After the court’s unexpected June 2012 ruling that left Obamacare constitutionally standing, speculation suggested that Chief Justice John Roberts wrote the majority and the dissenting opinions (both were unsigned), supposedly switching sides midstream. But when we applied our algorithms to evaluate the dissenting opinion against the diction used by justices in signed opinions, we concluded the probable author to be either Justice Antonin Scalia or Justice Anthony Kennedy. The unsigned opinion did not have the verbal characteristics used by Roberts in his other signed opinions.
Our research went well beyond this particular case to reveal an interesting insight into the judicial politics behind unsigned opinions.

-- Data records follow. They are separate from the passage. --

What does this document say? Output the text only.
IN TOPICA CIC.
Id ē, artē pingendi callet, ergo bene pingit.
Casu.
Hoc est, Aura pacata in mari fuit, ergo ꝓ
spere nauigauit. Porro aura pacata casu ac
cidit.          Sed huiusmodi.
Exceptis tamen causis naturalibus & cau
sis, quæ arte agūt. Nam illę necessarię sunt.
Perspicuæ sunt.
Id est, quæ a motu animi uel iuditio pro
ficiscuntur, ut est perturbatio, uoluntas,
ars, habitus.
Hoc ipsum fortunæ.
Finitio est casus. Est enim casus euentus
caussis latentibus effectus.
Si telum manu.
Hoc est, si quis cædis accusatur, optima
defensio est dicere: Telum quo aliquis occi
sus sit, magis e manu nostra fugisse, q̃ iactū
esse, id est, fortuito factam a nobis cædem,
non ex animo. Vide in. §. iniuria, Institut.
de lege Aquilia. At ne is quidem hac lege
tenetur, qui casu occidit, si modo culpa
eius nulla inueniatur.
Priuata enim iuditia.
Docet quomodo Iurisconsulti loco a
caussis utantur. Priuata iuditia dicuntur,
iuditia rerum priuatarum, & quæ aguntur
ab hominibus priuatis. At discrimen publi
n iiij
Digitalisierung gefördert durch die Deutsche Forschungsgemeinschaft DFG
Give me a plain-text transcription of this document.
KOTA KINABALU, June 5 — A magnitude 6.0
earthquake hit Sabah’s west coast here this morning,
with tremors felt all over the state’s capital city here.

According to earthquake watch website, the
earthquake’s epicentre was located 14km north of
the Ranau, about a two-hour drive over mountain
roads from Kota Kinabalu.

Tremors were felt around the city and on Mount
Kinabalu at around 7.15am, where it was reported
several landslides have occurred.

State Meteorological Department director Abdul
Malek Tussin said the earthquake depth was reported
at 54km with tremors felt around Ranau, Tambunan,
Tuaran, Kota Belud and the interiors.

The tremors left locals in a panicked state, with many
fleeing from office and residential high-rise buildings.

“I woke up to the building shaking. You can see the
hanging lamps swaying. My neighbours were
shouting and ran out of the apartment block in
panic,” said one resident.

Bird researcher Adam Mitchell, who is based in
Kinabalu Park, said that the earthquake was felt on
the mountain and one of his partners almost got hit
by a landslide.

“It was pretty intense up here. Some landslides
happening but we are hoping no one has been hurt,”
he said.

We found that justices commonly described as “conservative” were the predicted authors of 45 out of the 65 per curiam opinions and justices commonly described as “conservative-swing” are predicted authors of 13 of the remaining 20 opinions. According to our study’s algorithms, only seven of the unsigned opinions since 2005 were predicted to be authored by a “liberal” justice.
To further test our methodology, we applied it to another recent, high-profile Supreme Court decision, the Defense of Marriage Act (United States v. Windsor). Our algorithm predicted, with 99.7 percent probability, that Justice Kennedy was the author of the majority opinion. And because this was in fact a signed opinion, we know that that Kennedy prediction was correct.
Beyond our specific findings, this research demonstrates the potential impact of new technologies on legal scholarship. We have shown that word-level features can distinguish authorship with substantial accuracy. And by identifying authorship, the public is better able to understand the origin of important judicial rulings that can affect peoples’ lives.